A few Shabbatot ago I prayed at a Baptist-style tent-revival Amen-Halleluyah neo-Hasidic Jewish service. Yes, that was Biennial Shabbat and although I was prepared for the spirit of it based on my years at NFTY, I wasn’t quite prepared for the spiritual of it.
I grew up in the Reform movement, through Eisner Camp and youth group. But something shifted in me while in university and I felt myself move slowly away. Maybe it was going to Brandeis and meeting all those deeply committed Conservative and Orthodox students, while my Reform friends drifted away and stopped coming to services, stopped celebrating Shabbat. Maybe it was the year in Israel where I studied in yeshiva and went to the Wall regularly and davenned in traditional circles. Or maybe it was the memory of my Confirmation class when my teacher said “Kashrut was for health in those days. Nowadays its outdated and dumb. No Reform Jew needs to practice it.” Or the day of Confirmation itself when the Rabbi flatly refused to let a classmate wear a kipa. (We were rebellious in those days. As the strains of “God is in His Holy Temple” began on the organ, each one of us—girls included, which was still unheard of— drew a kipa out of our robe pocket and put it on as we marched down the aisle.) Our parents sent us to URJ camps – what was then UAHC– but the Rabbis made fun of our new-found passion for Judaism by telling us we were bordering on “Conservative.” The youth group joyfully did Havdala before our movie nights but the presidents of our congregations refused to add Havdala before a Saturday night social for families, saying it was “too religious.” The Reform I grew up with was, quite frankly, more concerned with not looking Orthodox than with teaching me any positive value of being Reform.

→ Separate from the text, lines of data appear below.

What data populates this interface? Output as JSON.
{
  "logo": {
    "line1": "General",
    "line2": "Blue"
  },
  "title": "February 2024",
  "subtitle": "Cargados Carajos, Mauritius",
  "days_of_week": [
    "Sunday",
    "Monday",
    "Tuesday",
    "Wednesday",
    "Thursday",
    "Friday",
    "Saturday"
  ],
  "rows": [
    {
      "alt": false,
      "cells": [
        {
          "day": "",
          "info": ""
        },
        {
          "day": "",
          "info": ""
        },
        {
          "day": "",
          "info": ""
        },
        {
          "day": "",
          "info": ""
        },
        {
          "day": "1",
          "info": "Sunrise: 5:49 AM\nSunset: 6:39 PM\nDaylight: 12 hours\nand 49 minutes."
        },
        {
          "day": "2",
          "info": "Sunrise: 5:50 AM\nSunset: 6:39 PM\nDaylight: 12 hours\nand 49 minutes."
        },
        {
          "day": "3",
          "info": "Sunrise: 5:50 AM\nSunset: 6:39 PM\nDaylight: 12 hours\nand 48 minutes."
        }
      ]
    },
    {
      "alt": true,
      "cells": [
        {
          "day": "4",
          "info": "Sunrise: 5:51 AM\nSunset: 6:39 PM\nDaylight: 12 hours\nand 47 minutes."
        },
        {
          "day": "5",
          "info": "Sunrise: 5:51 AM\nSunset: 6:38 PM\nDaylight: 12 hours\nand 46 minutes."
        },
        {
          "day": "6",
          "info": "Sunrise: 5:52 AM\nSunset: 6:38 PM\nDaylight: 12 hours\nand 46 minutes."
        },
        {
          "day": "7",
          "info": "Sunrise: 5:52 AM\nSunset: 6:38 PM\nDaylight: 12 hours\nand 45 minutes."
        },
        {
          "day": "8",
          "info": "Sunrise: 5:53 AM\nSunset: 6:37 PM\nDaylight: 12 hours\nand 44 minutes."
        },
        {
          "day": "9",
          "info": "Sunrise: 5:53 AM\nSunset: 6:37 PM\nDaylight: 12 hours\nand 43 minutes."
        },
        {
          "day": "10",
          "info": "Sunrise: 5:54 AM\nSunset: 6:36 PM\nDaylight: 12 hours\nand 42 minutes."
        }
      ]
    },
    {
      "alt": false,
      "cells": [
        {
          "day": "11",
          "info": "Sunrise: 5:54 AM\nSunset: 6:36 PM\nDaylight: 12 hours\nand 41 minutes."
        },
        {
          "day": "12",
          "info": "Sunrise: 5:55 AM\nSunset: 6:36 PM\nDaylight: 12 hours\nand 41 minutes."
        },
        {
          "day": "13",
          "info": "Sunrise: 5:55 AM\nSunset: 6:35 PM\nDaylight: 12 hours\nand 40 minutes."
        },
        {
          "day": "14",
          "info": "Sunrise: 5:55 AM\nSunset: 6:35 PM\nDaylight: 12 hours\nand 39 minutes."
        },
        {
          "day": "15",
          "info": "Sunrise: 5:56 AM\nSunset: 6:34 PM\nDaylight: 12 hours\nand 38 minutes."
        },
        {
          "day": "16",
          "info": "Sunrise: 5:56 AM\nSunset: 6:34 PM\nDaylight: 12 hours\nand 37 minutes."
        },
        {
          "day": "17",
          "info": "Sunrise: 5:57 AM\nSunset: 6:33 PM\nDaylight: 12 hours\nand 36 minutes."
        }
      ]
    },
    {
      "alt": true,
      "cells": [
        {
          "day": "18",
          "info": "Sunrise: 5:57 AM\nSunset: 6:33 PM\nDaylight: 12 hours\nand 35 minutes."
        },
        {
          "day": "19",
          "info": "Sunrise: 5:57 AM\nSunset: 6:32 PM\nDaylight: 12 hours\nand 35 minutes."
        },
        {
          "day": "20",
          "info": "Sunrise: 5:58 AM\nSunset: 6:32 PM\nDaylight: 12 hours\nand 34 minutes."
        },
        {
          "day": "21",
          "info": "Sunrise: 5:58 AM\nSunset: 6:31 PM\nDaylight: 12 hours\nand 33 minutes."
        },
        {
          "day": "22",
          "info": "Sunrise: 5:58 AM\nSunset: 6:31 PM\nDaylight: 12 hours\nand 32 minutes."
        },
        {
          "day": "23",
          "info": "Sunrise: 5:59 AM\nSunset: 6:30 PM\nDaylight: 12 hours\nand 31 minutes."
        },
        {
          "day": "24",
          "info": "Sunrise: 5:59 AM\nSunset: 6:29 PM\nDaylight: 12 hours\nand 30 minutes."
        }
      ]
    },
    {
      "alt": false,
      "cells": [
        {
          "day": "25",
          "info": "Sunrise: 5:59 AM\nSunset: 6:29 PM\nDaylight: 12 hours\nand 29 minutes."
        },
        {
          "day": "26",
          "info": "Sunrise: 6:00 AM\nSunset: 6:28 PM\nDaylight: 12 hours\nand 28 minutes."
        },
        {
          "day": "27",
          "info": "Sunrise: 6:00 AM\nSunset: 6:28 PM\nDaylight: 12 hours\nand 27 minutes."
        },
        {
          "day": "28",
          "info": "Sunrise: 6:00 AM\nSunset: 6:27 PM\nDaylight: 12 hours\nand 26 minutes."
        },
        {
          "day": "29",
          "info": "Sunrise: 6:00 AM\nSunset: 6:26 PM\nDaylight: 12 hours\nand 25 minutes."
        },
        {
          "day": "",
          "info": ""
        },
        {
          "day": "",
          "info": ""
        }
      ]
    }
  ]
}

I tried being Orthodox for awhile, but my feminism got in the way. I tried being Reconstructionist but my strong supernatural concept of God got in the way. I tried Jewish Renewal but I fall asleep in meditation and I’d rather shuckle than do yoga. I never toyed with being Conservative because my need for consistency got in the way. I just couldn’t grasp hold of a positive, joyful, traditional and spiritual Judaism within any of the movements and I wandered around for many years looking for home.
This past Biennial helped me find it. First, they sang O Canada and put up a Canadian flag which opened my now-Canadian heart. Then they said we could sit for Shema if thats our custom— a custom I’ve practiced for 20 years and one that I instituted at my synagogue— which publicly valued and normatized that choice. Then the gathering of tzitzit on my tallit, something I’ve done silently and privately all these years. Then asking mourners to rise separately, something I longed to do at a Biennial many years ago when I was in the year of mourning myself. Ok, it was also the clapping and dancing and 13 Torah reading tables and Bibliodrama along with a silent Amidah. My traditional side was finally recognized. My spiritual side was finally satiated.
I came to Biennial with trepidation, as it was not universally accepted in my new synagogue for us to be Reform affiliated. Many members doubted this idea and many still identify with the Conservative movement. They did not feel moved during the application process no matter how I preached the vision of Reform and it’s “best practices.” They fear the Reform they remember as being churchy and sterile. They fear the Reform they remember of lack of kipot and lack of Hebrew. Traditional Canadians, they honestly worry about flying the flag of Reform in a community where Conservative still is the norm. I knew the workshops and plenaries would be fine. I knew the call to tikkun olam would be loud and clear. I knew the speakers would be powerful. But would the davenning be davenning, or would it be “services”? Would “we rise and recite the watchword of our faith?” Would we sit for the standing prayer? Would we drone on in responsive readings? The chair of our Leadership Team came with me, with some degree of doubt. I couldn’t quite explain how far the Reform movement had come for him. He had to see it with his own two eyes. His response? “This is awesome. Next Biennial our whole Team should come.”
This ain’t my father’s Reform. It can finally be mine.